Geometric Optimization of Li-O2 Battery Cathodes with Pore Structure By Meso-Scale Modeling and Simulation Pursuing Practical Systems

Wednesday, 27 May 2015: 09:20
Salon A-2 (Hilton Chicago)
H. C. Lee (Samsung Advanced Institute of Technology), V. Roev (Samung Advanced Institute of Technology), T. Y. Kim, M. S. Park (Samsung Advanced Institute of Technology), and D. Im (Samsung Electronics Co., Ltd.)
Recent demands for post Li-ion batteries attracted enormous attentions to Li-air battery that is theoretically capable over 3000 Wh/kg specific energy [1].Since first introduction of the Li-air battery by Abraham and Jiang in 1996 [2], various experimental studies have been conducted to explore detailed physical and chemical properties as well as practical feasibilities of this energy storage system [3]. The most dominant reaction mechanism so far known is that lithium ion react with oxygen producing Li2O2 in a non-aqueous electrolyte and carbon composite cathode [3].The reaction product, Li2O2, is an insulator with a wide band gap that limits capacity of the cell when it deposits and passivates all the active surfaces with certain thickness, about 5 - 10 nm [4,5].

Couples of numerical models to assist in predicting the performance of the cell have also been developed by modifying the models developed for Li-ion batteries. However, detailed geometrical optimization of cathode components composed of an electrolyte, carbon particles and pores has not been reported. Among the Li-O2battery research community, it has been the norm that reporting specific capacity versus only carbon weight but for practical and precise assessment, all the components comprising cathode including electrolytes should be considered as they also add mass to total cathode weight. Consequently, the optimization of the ratio of the components is absolutely necessary for practical system design.

Here, we modeled and simulated the Li-O2 cell with an electrolyte and with an electrolyte and pores. Percolation limit for electric conduction was introduced to define minimum volume occupied by carbon particles. Dynamic electrodeposition of reaction products with the surface passivation effect that expresses exponentially increasing electric resistance as the film growing was introduced by using the Comsol multi-physics electrodeposition module.

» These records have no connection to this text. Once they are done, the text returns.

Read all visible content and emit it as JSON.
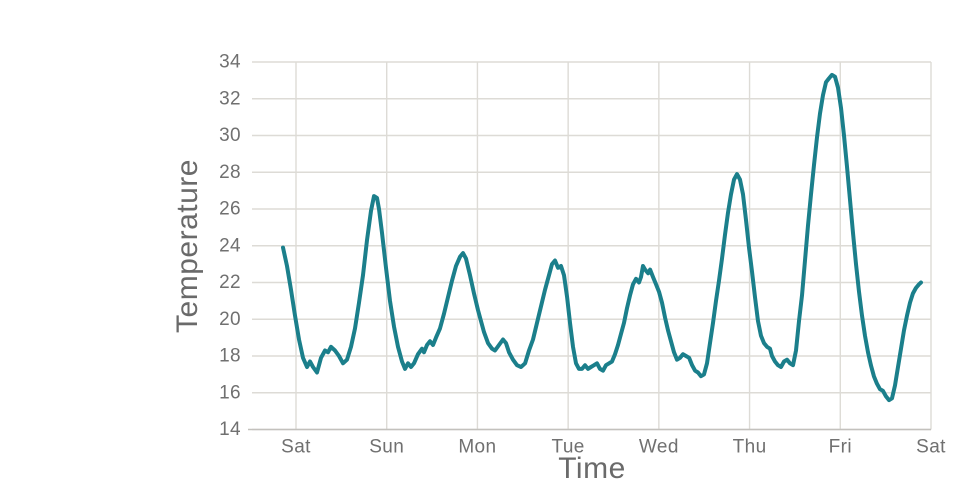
{
  "figure": {
    "background": "#ffffff"
  },
  "chart_data": {
    "type": "line",
    "title": "",
    "xlabel": "Time",
    "ylabel": "Temperature",
    "legend": "none",
    "grid": true,
    "xlim": [
      -0.485,
      7.0
    ],
    "ylim": [
      14,
      34
    ],
    "y_ticks": [
      14,
      16,
      18,
      20,
      22,
      24,
      26,
      28,
      30,
      32,
      34
    ],
    "x_tick_positions": [
      0,
      1,
      2,
      3,
      4,
      5,
      6,
      7
    ],
    "x_tick_labels": [
      "Sat",
      "Sun",
      "Mon",
      "Tue",
      "Wed",
      "Thu",
      "Fri",
      "Sat"
    ],
    "colors": {
      "line": "#1b7f8b",
      "grid": "#dddbd6",
      "spine": "#c3c1bd",
      "tick_label": "#707070",
      "axis_label": "#6a6a6a"
    },
    "series": [
      {
        "name": "temperature",
        "units": "degrees",
        "points": [
          [
            -0.143,
            23.9
          ],
          [
            -0.099,
            22.9
          ],
          [
            -0.055,
            21.6
          ],
          [
            -0.011,
            20.2
          ],
          [
            0.033,
            18.9
          ],
          [
            0.077,
            17.9
          ],
          [
            0.121,
            17.4
          ],
          [
            0.154,
            17.7
          ],
          [
            0.187,
            17.4
          ],
          [
            0.232,
            17.1
          ],
          [
            0.276,
            17.9
          ],
          [
            0.32,
            18.3
          ],
          [
            0.353,
            18.2
          ],
          [
            0.386,
            18.5
          ],
          [
            0.43,
            18.3
          ],
          [
            0.474,
            18.0
          ],
          [
            0.518,
            17.6
          ],
          [
            0.562,
            17.8
          ],
          [
            0.606,
            18.5
          ],
          [
            0.65,
            19.5
          ],
          [
            0.694,
            20.9
          ],
          [
            0.739,
            22.4
          ],
          [
            0.783,
            24.3
          ],
          [
            0.827,
            25.9
          ],
          [
            0.86,
            26.7
          ],
          [
            0.893,
            26.6
          ],
          [
            0.915,
            26.0
          ],
          [
            0.948,
            24.7
          ],
          [
            0.992,
            22.8
          ],
          [
            1.036,
            21.0
          ],
          [
            1.08,
            19.6
          ],
          [
            1.124,
            18.5
          ],
          [
            1.169,
            17.7
          ],
          [
            1.202,
            17.3
          ],
          [
            1.235,
            17.6
          ],
          [
            1.268,
            17.4
          ],
          [
            1.301,
            17.6
          ],
          [
            1.345,
            18.1
          ],
          [
            1.389,
            18.4
          ],
          [
            1.411,
            18.2
          ],
          [
            1.444,
            18.6
          ],
          [
            1.477,
            18.8
          ],
          [
            1.51,
            18.6
          ],
          [
            1.543,
            19.0
          ],
          [
            1.587,
            19.5
          ],
          [
            1.632,
            20.3
          ],
          [
            1.676,
            21.2
          ],
          [
            1.72,
            22.1
          ],
          [
            1.764,
            22.9
          ],
          [
            1.808,
            23.4
          ],
          [
            1.841,
            23.6
          ],
          [
            1.874,
            23.3
          ],
          [
            1.918,
            22.4
          ],
          [
            1.962,
            21.4
          ],
          [
            2.006,
            20.5
          ],
          [
            2.039,
            19.9
          ],
          [
            2.073,
            19.3
          ],
          [
            2.117,
            18.7
          ],
          [
            2.161,
            18.4
          ],
          [
            2.194,
            18.3
          ],
          [
            2.238,
            18.6
          ],
          [
            2.282,
            18.9
          ],
          [
            2.315,
            18.7
          ],
          [
            2.348,
            18.2
          ],
          [
            2.392,
            17.8
          ],
          [
            2.436,
            17.5
          ],
          [
            2.48,
            17.4
          ],
          [
            2.525,
            17.6
          ],
          [
            2.569,
            18.3
          ],
          [
            2.613,
            18.9
          ],
          [
            2.657,
            19.8
          ],
          [
            2.701,
            20.7
          ],
          [
            2.745,
            21.6
          ],
          [
            2.789,
            22.4
          ],
          [
            2.822,
            23.0
          ],
          [
            2.855,
            23.2
          ],
          [
            2.888,
            22.8
          ],
          [
            2.921,
            22.9
          ],
          [
            2.954,
            22.4
          ],
          [
            2.988,
            21.2
          ],
          [
            3.021,
            19.8
          ],
          [
            3.054,
            18.5
          ],
          [
            3.087,
            17.6
          ],
          [
            3.12,
            17.3
          ],
          [
            3.153,
            17.3
          ],
          [
            3.186,
            17.5
          ],
          [
            3.219,
            17.3
          ],
          [
            3.252,
            17.4
          ],
          [
            3.285,
            17.5
          ],
          [
            3.318,
            17.6
          ],
          [
            3.351,
            17.3
          ],
          [
            3.384,
            17.2
          ],
          [
            3.417,
            17.5
          ],
          [
            3.451,
            17.6
          ],
          [
            3.484,
            17.7
          ],
          [
            3.517,
            18.1
          ],
          [
            3.55,
            18.6
          ],
          [
            3.583,
            19.2
          ],
          [
            3.616,
            19.8
          ],
          [
            3.649,
            20.6
          ],
          [
            3.682,
            21.3
          ],
          [
            3.715,
            21.9
          ],
          [
            3.748,
            22.2
          ],
          [
            3.781,
            22.0
          ],
          [
            3.803,
            22.3
          ],
          [
            3.825,
            22.9
          ],
          [
            3.848,
            22.7
          ],
          [
            3.881,
            22.5
          ],
          [
            3.903,
            22.7
          ],
          [
            3.936,
            22.3
          ],
          [
            3.969,
            21.9
          ],
          [
            4.002,
            21.5
          ],
          [
            4.035,
            20.9
          ],
          [
            4.068,
            20.1
          ],
          [
            4.101,
            19.4
          ],
          [
            4.134,
            18.8
          ],
          [
            4.167,
            18.2
          ],
          [
            4.2,
            17.8
          ],
          [
            4.233,
            17.9
          ],
          [
            4.266,
            18.1
          ],
          [
            4.299,
            18.0
          ],
          [
            4.333,
            17.9
          ],
          [
            4.366,
            17.5
          ],
          [
            4.399,
            17.2
          ],
          [
            4.432,
            17.1
          ],
          [
            4.465,
            16.9
          ],
          [
            4.498,
            17.0
          ],
          [
            4.531,
            17.6
          ],
          [
            4.564,
            18.7
          ],
          [
            4.597,
            19.8
          ],
          [
            4.63,
            21.0
          ],
          [
            4.663,
            22.1
          ],
          [
            4.696,
            23.3
          ],
          [
            4.729,
            24.6
          ],
          [
            4.762,
            25.8
          ],
          [
            4.795,
            26.8
          ],
          [
            4.828,
            27.6
          ],
          [
            4.861,
            27.9
          ],
          [
            4.895,
            27.6
          ],
          [
            4.928,
            26.8
          ],
          [
            4.961,
            25.4
          ],
          [
            4.994,
            23.9
          ],
          [
            5.027,
            22.6
          ],
          [
            5.06,
            21.2
          ],
          [
            5.093,
            19.9
          ],
          [
            5.126,
            19.1
          ],
          [
            5.159,
            18.7
          ],
          [
            5.192,
            18.5
          ],
          [
            5.225,
            18.4
          ],
          [
            5.247,
            18.0
          ],
          [
            5.28,
            17.7
          ],
          [
            5.313,
            17.5
          ],
          [
            5.346,
            17.4
          ],
          [
            5.38,
            17.7
          ],
          [
            5.413,
            17.8
          ],
          [
            5.446,
            17.6
          ],
          [
            5.479,
            17.5
          ],
          [
            5.512,
            18.3
          ],
          [
            5.545,
            19.9
          ],
          [
            5.578,
            21.3
          ],
          [
            5.611,
            23.2
          ],
          [
            5.644,
            25.1
          ],
          [
            5.677,
            26.8
          ],
          [
            5.71,
            28.4
          ],
          [
            5.743,
            29.9
          ],
          [
            5.776,
            31.2
          ],
          [
            5.809,
            32.2
          ],
          [
            5.842,
            32.9
          ],
          [
            5.875,
            33.1
          ],
          [
            5.908,
            33.3
          ],
          [
            5.942,
            33.2
          ],
          [
            5.975,
            32.6
          ],
          [
            6.008,
            31.5
          ],
          [
            6.041,
            30.0
          ],
          [
            6.074,
            28.3
          ],
          [
            6.107,
            26.5
          ],
          [
            6.14,
            24.7
          ],
          [
            6.173,
            23.0
          ],
          [
            6.206,
            21.5
          ],
          [
            6.239,
            20.2
          ],
          [
            6.272,
            19.1
          ],
          [
            6.305,
            18.2
          ],
          [
            6.338,
            17.5
          ],
          [
            6.371,
            16.9
          ],
          [
            6.404,
            16.5
          ],
          [
            6.437,
            16.2
          ],
          [
            6.471,
            16.1
          ],
          [
            6.504,
            15.8
          ],
          [
            6.537,
            15.6
          ],
          [
            6.57,
            15.7
          ],
          [
            6.603,
            16.4
          ],
          [
            6.636,
            17.4
          ],
          [
            6.669,
            18.4
          ],
          [
            6.702,
            19.4
          ],
          [
            6.735,
            20.2
          ],
          [
            6.768,
            20.9
          ],
          [
            6.801,
            21.4
          ],
          [
            6.834,
            21.7
          ],
          [
            6.868,
            21.9
          ],
          [
            6.89,
            22.0
          ]
        ]
      }
    ]
  }
}
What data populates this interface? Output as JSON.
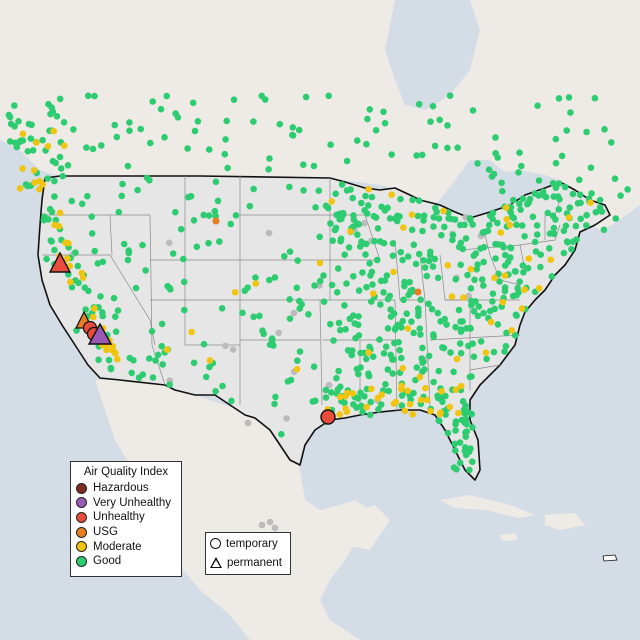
{
  "legend_aqi": {
    "title": "Air Quality Index",
    "items": [
      {
        "label": "Hazardous",
        "color": "#7e2b22"
      },
      {
        "label": "Very Unhealthy",
        "color": "#9b59b6"
      },
      {
        "label": "Unhealthy",
        "color": "#e74c3c"
      },
      {
        "label": "USG",
        "color": "#e67e22"
      },
      {
        "label": "Moderate",
        "color": "#f1c40f"
      },
      {
        "label": "Good",
        "color": "#2ecc71"
      }
    ]
  },
  "legend_type": {
    "items": [
      {
        "label": "temporary",
        "shape": "circle"
      },
      {
        "label": "permanent",
        "shape": "triangle"
      }
    ]
  },
  "colors": {
    "water": "#d4dde6",
    "land": "#efeae6",
    "us_land": "#e8e8e8",
    "border": "#111111",
    "state_line": "#8a8a8a",
    "nodata": "#bbbbbb"
  }
}
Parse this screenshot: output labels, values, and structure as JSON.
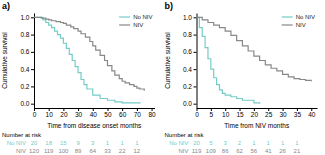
{
  "chart_data": [
    {
      "type": "step",
      "title": "a)",
      "xlabel": "Time from disease onset months",
      "ylabel": "Cumulative survival",
      "xlim": [
        0,
        82
      ],
      "ylim": [
        -0.05,
        1.05
      ],
      "xticks": [
        0,
        10,
        20,
        30,
        40,
        50,
        60,
        70,
        80
      ],
      "yticks": [
        {
          "value": 0.0,
          "label": "0.0"
        },
        0.2,
        0.4,
        0.6,
        0.8,
        {
          "value": 1.0,
          "label": "1.0"
        }
      ],
      "grid": false,
      "legend": "upper right",
      "series": [
        {
          "name": "No NIV",
          "color": "#74ccc6",
          "x": [
            0,
            3,
            6,
            8,
            10,
            12,
            14,
            16,
            18,
            20,
            22,
            24,
            26,
            28,
            30,
            32,
            34,
            36,
            40,
            45,
            50,
            55,
            60,
            65,
            70,
            72
          ],
          "values": [
            1.0,
            1.0,
            0.97,
            0.94,
            0.91,
            0.88,
            0.84,
            0.8,
            0.76,
            0.7,
            0.64,
            0.57,
            0.5,
            0.43,
            0.36,
            0.28,
            0.22,
            0.17,
            0.1,
            0.06,
            0.04,
            0.02,
            0.01,
            0.01,
            0.01,
            0.0
          ]
        },
        {
          "name": "NIV",
          "color": "#888888",
          "x": [
            0,
            5,
            8,
            10,
            12,
            15,
            18,
            20,
            22,
            25,
            27,
            30,
            32,
            35,
            38,
            40,
            42,
            45,
            48,
            50,
            53,
            55,
            58,
            60,
            62,
            65,
            68,
            70,
            72,
            75
          ],
          "values": [
            1.0,
            0.99,
            0.98,
            0.97,
            0.96,
            0.95,
            0.94,
            0.93,
            0.91,
            0.89,
            0.87,
            0.84,
            0.81,
            0.77,
            0.72,
            0.67,
            0.62,
            0.56,
            0.5,
            0.44,
            0.38,
            0.33,
            0.29,
            0.26,
            0.24,
            0.22,
            0.2,
            0.18,
            0.17,
            0.15
          ]
        }
      ],
      "risk_table": {
        "title": "Number at risk",
        "x": [
          0,
          10,
          20,
          30,
          40,
          50,
          60,
          70
        ],
        "rows": [
          {
            "name": "No NIV",
            "color": "#74ccc6",
            "values": [
              20,
              18,
              15,
              9,
              3,
              1,
              1,
              1
            ]
          },
          {
            "name": "NIV",
            "color": "#888888",
            "values": [
              120,
              119,
              100,
              89,
              64,
              33,
              22,
              12
            ]
          }
        ]
      }
    },
    {
      "type": "step",
      "title": "b)",
      "xlabel": "Time from NIV months",
      "ylabel": "Cumulative survival",
      "xlim": [
        0,
        42
      ],
      "ylim": [
        -0.05,
        1.05
      ],
      "xticks": [
        0,
        5,
        10,
        15,
        20,
        25,
        30,
        35,
        40
      ],
      "yticks": [
        {
          "value": 0.0,
          "label": "0.0"
        },
        0.2,
        0.4,
        0.6,
        0.8,
        {
          "value": 1.0,
          "label": "1.0"
        }
      ],
      "grid": false,
      "legend": "upper right",
      "series": [
        {
          "name": "No NIV",
          "color": "#74ccc6",
          "x": [
            0,
            1,
            2,
            3,
            4,
            5,
            6,
            7,
            8,
            9,
            10,
            12,
            14,
            16,
            20,
            22
          ],
          "values": [
            1.0,
            0.88,
            0.78,
            0.65,
            0.52,
            0.4,
            0.3,
            0.22,
            0.16,
            0.12,
            0.1,
            0.08,
            0.06,
            0.04,
            0.01,
            0.0
          ]
        },
        {
          "name": "NIV",
          "color": "#888888",
          "x": [
            0,
            2,
            4,
            6,
            8,
            10,
            12,
            14,
            16,
            18,
            20,
            22,
            24,
            26,
            28,
            30,
            32,
            34,
            36,
            38,
            40
          ],
          "values": [
            1.0,
            0.97,
            0.94,
            0.91,
            0.88,
            0.84,
            0.79,
            0.73,
            0.67,
            0.61,
            0.55,
            0.5,
            0.45,
            0.41,
            0.38,
            0.34,
            0.31,
            0.29,
            0.28,
            0.27,
            0.26
          ]
        }
      ],
      "risk_table": {
        "title": "Number at risk",
        "x": [
          0,
          5,
          10,
          15,
          20,
          25,
          30,
          35
        ],
        "rows": [
          {
            "name": "No NIV",
            "color": "#74ccc6",
            "values": [
              20,
              5,
              3,
              2,
              1,
              1,
              1,
              1
            ]
          },
          {
            "name": "NIV",
            "color": "#888888",
            "values": [
              119,
              109,
              86,
              62,
              56,
              41,
              26,
              21
            ]
          }
        ]
      }
    }
  ]
}
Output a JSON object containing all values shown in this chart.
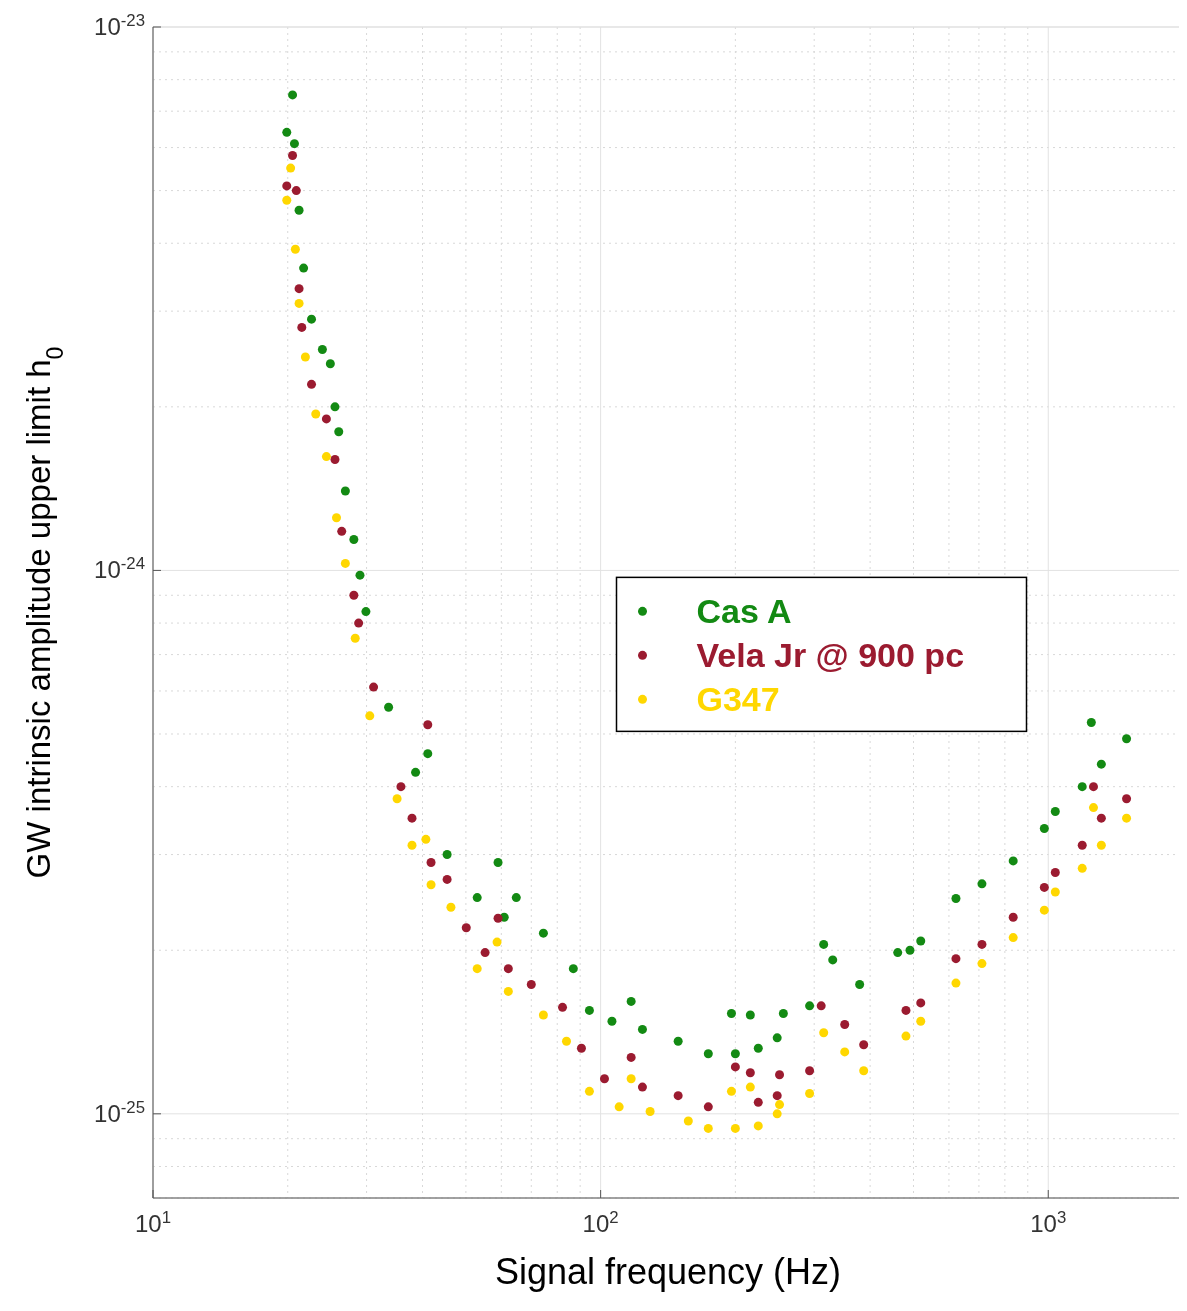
{
  "chart_data": {
    "type": "scatter",
    "xlabel": "Signal frequency (Hz)",
    "ylabel": "GW intrinsic amplitude upper limit h$_{0}$",
    "log": "xy",
    "grid": true,
    "legend": "right",
    "marker": "circle",
    "xlim": [
      10,
      2000
    ],
    "xticks": [
      {
        "value": 10,
        "label": "10$^{1}$"
      },
      {
        "value": 100,
        "label": "10$^{2}$"
      },
      {
        "value": 1000,
        "label": "10$^{3}$"
      }
    ],
    "ylim": [
      7e-26,
      1e-23
    ],
    "yticks": [
      {
        "value": 1e-25,
        "label": "10$^{-25}$"
      },
      {
        "value": 1e-24,
        "label": "10$^{-24}$"
      },
      {
        "value": 1e-23,
        "label": "10$^{-23}$"
      }
    ],
    "series": [
      {
        "name": "Cas A",
        "color": "#138a13",
        "x": [
          19.9,
          20.5,
          20.7,
          21.2,
          21.7,
          22.6,
          23.9,
          24.9,
          25.5,
          26.0,
          26.9,
          28.1,
          29.0,
          29.9,
          33.6,
          38.6,
          41.1,
          45.4,
          53.0,
          59.0,
          60.9,
          64.8,
          74.5,
          86.9,
          94.4,
          106,
          117,
          124,
          149,
          174,
          196,
          200,
          216,
          225,
          248,
          256,
          293,
          315,
          330,
          379,
          461,
          491,
          519,
          622,
          711,
          835,
          980,
          1037,
          1191,
          1248,
          1314,
          1496
        ],
        "values": [
          6.4e-24,
          7.5e-24,
          6.1e-24,
          4.6e-24,
          3.6e-24,
          2.9e-24,
          2.55e-24,
          2.4e-24,
          2e-24,
          1.8e-24,
          1.4e-24,
          1.14e-24,
          9.8e-25,
          8.4e-25,
          5.6e-25,
          4.25e-25,
          4.6e-25,
          3e-25,
          2.5e-25,
          2.9e-25,
          2.3e-25,
          2.5e-25,
          2.15e-25,
          1.85e-25,
          1.55e-25,
          1.48e-25,
          1.61e-25,
          1.43e-25,
          1.36e-25,
          1.29e-25,
          1.53e-25,
          1.29e-25,
          1.52e-25,
          1.32e-25,
          1.38e-25,
          1.53e-25,
          1.58e-25,
          2.05e-25,
          1.92e-25,
          1.73e-25,
          1.98e-25,
          2e-25,
          2.08e-25,
          2.49e-25,
          2.65e-25,
          2.92e-25,
          3.35e-25,
          3.6e-25,
          4e-25,
          5.25e-25,
          4.4e-25,
          4.9e-25
        ]
      },
      {
        "name": "Vela Jr @ 900 pc",
        "color": "#9b1b30",
        "x": [
          19.9,
          20.5,
          20.9,
          21.2,
          21.5,
          22.6,
          24.4,
          25.5,
          26.4,
          28.1,
          28.8,
          31.1,
          35.8,
          37.9,
          41.1,
          41.8,
          45.4,
          50.1,
          55.2,
          59.0,
          62.2,
          70.0,
          82.2,
          90.6,
          102,
          117,
          124,
          149,
          174,
          200,
          216,
          225,
          248,
          251,
          293,
          311,
          351,
          387,
          481,
          519,
          622,
          711,
          835,
          980,
          1037,
          1191,
          1262,
          1314,
          1496
        ],
        "values": [
          5.1e-24,
          5.8e-24,
          5e-24,
          3.3e-24,
          2.8e-24,
          2.2e-24,
          1.9e-24,
          1.6e-24,
          1.18e-24,
          9e-25,
          8e-25,
          6.1e-25,
          4e-25,
          3.5e-25,
          5.2e-25,
          2.9e-25,
          2.7e-25,
          2.2e-25,
          1.98e-25,
          2.29e-25,
          1.85e-25,
          1.73e-25,
          1.57e-25,
          1.32e-25,
          1.16e-25,
          1.27e-25,
          1.12e-25,
          1.08e-25,
          1.03e-25,
          1.22e-25,
          1.19e-25,
          1.05e-25,
          1.08e-25,
          1.18e-25,
          1.2e-25,
          1.58e-25,
          1.46e-25,
          1.34e-25,
          1.55e-25,
          1.6e-25,
          1.93e-25,
          2.05e-25,
          2.3e-25,
          2.61e-25,
          2.78e-25,
          3.12e-25,
          4e-25,
          3.5e-25,
          3.8e-25
        ]
      },
      {
        "name": "G347",
        "color": "#ffd700",
        "x": [
          19.9,
          20.3,
          20.8,
          21.2,
          21.9,
          23.1,
          24.4,
          25.7,
          26.9,
          28.3,
          30.5,
          35.1,
          37.9,
          40.7,
          41.8,
          46.3,
          53.0,
          58.7,
          62.2,
          74.5,
          83.9,
          94.4,
          110,
          117,
          129,
          157,
          174,
          196,
          200,
          216,
          225,
          248,
          251,
          293,
          315,
          351,
          387,
          481,
          519,
          622,
          711,
          835,
          980,
          1037,
          1191,
          1262,
          1314,
          1496
        ],
        "values": [
          4.8e-24,
          5.5e-24,
          3.9e-24,
          3.1e-24,
          2.47e-24,
          1.94e-24,
          1.62e-24,
          1.25e-24,
          1.03e-24,
          7.5e-25,
          5.4e-25,
          3.8e-25,
          3.12e-25,
          3.2e-25,
          2.64e-25,
          2.4e-25,
          1.85e-25,
          2.07e-25,
          1.68e-25,
          1.52e-25,
          1.36e-25,
          1.1e-25,
          1.03e-25,
          1.16e-25,
          1.01e-25,
          9.7e-26,
          9.4e-26,
          1.1e-25,
          9.4e-26,
          1.12e-25,
          9.5e-26,
          1e-25,
          1.04e-25,
          1.09e-25,
          1.41e-25,
          1.3e-25,
          1.2e-25,
          1.39e-25,
          1.48e-25,
          1.74e-25,
          1.89e-25,
          2.11e-25,
          2.37e-25,
          2.56e-25,
          2.83e-25,
          3.66e-25,
          3.12e-25,
          3.5e-25
        ]
      }
    ]
  }
}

Random distribution of conductive particles was realized by using the Bruggeman equation for charge transport thorough a media. The simulated results were verified by experimental results. Li-O2 cells with the cathode comprising of Printex carbon as the conductive media and PEO (polyethylene oxide) containing LiTFSI (lithium bis(trifluoromethanesulfonyl) imide) as the electrolyte were fabricated with various compositions and their charge discharge properties were characterized. Results from both simulation and experiments showed good agreement in trends for flooded type cells and suggests optimized the ratio of components.